Waiting for that boy to come for his weekly visit to me: the old family friend bloke. We both need the river today. Me, cause I’ve had enough of all this starting the new work year and having to sort days and times and rooms and zooms. So needing to get out of here. Thinking, as always, that I don’t belong in this world.
It’s different for him: he belongs with the river cause he’s still a boy. And here he comes: my dog barking for joy. He runs at her. She jumps on him and licks him to death.
While we stuff a bag with fishing gear, I’m trying not to talk about my life-long joke: that I’m never able to catch fish. Well, I did twice, but that was with Dad—somehow making it all happen as was his way.
Loading the dog in the seat with the boy, we go for a drive to see what we can find. Something at least, I pray. I’m sure I’ll get what an old man needs but this young fella wants to catch something sharp, slimy and a bit scary.
We gets to the jetty and it’s free of people.
‘Park right across the entrance,’ he says, ‘so no one else can get in.’
‘We can’t do that, mate.’
‘Why not?’
‘We would have to at least let them share it with us.’
This liquid, watery thing is so smooth and cool and caramel—sliding into a mouth somewhere it seems to me. This is where I belong: with this stream: her silence, secrets and lazy contempt for what’s going past on the bridge up there.
Gathering our gear, I ferry it all from the boot to the jetty, which the boy can’t get enough of: a concrete slab that’s a great wobble board, which the boy has set a-wobbling and has the dog concerned. What’s with this solid rock that sways and rolls?
‘If you keep doing that,’ I say, without looking, ‘things will start falling into the river.’
‘What if the dog fell in? She might be good bait.’
‘If something falls in we will be going home—no more fishing.’
‘Okay.’
So, we settle in to the tying of knots and setting of hooks and lines. The boy drops the yabby net in and I get to throw a line in myself. My life long joke is happening, but hey, this watery old place gets me and I’m waking up, warming up and breathing.
And now the dreaming starts. Like the time Dad bought a dinghy. Me and the brothers are home from school holidays. We do the long hot drive to Bre and now we’re in the little boat on that easy brown flow of rippling sun.
I sense that Dad’s gone to a lot of trouble to arrange this: probably even dodging bank repayments and letting a bit of debt blowout, just for all of us to have some fun. He’s smiling like he can’t help himself: a boy again with his boys.
Uh oh! The motor’s cut out and we’re adrift. Without thinking, I stand up and inform Dad that I’ll swim to shore with a line. Great idea! As I dive in, looking down on Dad and my brother—back there with the motor—she upends and capsizes.

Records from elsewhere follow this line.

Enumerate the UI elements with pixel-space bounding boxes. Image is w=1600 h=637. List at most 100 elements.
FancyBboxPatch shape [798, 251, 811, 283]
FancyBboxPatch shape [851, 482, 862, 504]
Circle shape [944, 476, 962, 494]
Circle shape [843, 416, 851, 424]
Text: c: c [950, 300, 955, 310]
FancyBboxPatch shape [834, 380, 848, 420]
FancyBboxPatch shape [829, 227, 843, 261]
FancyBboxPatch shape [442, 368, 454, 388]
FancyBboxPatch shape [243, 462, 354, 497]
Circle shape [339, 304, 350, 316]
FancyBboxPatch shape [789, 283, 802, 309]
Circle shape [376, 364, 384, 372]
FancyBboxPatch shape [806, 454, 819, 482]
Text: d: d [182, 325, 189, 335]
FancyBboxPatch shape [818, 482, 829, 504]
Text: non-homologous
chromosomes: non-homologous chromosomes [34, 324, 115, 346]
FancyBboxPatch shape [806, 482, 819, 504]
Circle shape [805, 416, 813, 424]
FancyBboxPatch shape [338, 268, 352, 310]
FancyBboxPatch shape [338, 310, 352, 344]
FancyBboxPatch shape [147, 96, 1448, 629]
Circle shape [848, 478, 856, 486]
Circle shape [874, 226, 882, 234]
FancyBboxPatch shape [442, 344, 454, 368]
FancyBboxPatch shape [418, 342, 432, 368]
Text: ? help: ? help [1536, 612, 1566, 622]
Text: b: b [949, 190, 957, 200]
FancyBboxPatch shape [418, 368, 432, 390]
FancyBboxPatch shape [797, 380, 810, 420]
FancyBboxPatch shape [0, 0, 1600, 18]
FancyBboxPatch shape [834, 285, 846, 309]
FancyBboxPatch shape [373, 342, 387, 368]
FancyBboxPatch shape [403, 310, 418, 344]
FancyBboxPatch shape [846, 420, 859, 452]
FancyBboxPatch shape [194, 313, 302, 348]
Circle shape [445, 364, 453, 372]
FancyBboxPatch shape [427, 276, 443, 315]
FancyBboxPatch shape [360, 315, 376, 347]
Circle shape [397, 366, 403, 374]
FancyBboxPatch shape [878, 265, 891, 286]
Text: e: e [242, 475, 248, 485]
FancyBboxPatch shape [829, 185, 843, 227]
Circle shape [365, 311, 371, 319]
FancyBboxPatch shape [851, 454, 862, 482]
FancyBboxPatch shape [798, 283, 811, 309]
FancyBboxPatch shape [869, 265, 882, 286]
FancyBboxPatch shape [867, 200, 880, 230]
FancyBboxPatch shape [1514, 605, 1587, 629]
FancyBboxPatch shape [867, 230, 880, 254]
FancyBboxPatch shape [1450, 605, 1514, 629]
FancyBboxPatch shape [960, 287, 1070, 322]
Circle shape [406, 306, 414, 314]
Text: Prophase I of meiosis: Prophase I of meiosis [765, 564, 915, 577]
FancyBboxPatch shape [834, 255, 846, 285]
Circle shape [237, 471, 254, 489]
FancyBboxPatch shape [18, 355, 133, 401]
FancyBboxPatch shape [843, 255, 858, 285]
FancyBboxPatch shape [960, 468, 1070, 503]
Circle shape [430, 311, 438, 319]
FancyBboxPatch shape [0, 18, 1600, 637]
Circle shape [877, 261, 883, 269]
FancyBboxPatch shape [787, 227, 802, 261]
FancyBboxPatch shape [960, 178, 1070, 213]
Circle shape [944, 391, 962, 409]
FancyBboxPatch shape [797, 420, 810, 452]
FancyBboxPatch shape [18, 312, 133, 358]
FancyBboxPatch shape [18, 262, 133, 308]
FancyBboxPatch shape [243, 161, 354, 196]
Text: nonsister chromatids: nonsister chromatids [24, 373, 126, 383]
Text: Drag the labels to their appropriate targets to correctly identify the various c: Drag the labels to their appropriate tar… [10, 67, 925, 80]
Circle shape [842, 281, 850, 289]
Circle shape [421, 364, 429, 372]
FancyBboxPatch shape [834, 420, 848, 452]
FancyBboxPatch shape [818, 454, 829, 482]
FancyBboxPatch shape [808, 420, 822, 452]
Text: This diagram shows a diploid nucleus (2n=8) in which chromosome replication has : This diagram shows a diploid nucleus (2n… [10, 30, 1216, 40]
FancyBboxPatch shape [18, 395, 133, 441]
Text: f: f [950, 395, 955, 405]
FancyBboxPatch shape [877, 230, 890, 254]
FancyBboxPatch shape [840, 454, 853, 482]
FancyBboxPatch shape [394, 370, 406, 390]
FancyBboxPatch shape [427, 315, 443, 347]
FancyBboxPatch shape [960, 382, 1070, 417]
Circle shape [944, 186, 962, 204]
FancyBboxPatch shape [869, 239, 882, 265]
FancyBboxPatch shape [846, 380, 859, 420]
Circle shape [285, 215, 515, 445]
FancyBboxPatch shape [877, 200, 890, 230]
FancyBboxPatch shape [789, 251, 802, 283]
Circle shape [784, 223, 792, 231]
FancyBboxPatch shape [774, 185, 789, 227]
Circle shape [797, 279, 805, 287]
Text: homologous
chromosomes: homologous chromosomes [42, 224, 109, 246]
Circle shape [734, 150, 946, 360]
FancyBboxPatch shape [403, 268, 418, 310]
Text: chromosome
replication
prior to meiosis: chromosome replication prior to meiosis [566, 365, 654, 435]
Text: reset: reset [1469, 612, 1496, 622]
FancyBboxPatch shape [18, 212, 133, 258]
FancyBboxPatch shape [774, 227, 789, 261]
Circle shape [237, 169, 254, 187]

That’s the end of that: literally: a fishing trip that never has another chance and neither does Dad—from me anyway. Wasn’t even his fault, but my embarrassed seventeen-year-old pride wasn’t going there.
Would be so nice if Dad was here with us right now. The boy would love him that’s for sure—the two of them would be in heaven.
‘Hey!’ the boy shouts. A turtle! It’s a turtle! Look!’
‘Okay,’ I say, focussed on this bloody knot I’m tying.
And there they all are: two yabbies, a big old turtle and the dog sniffing from a distance: more interested in the chunk of beef-bait than anything. The turtle finds its way back home, the yabbies are bait and baited. The yabby net goes back in, we cast our lines and I’m dreaming again.
Home from Uni this time. It’s another hot summer at Bre: building a river hut with Dad. We set a springer-line on a big slow-moving bend for overnight. Next morning we’ve got ourselves the best ever thirteen pound Murray Cod breakfast you could wish for. Never had a fish so delicious or a father and son moment like it. That moment and this moment here on the jetty, with the boy and the dog, merge: my life-long joke feeling more like a life-long joy.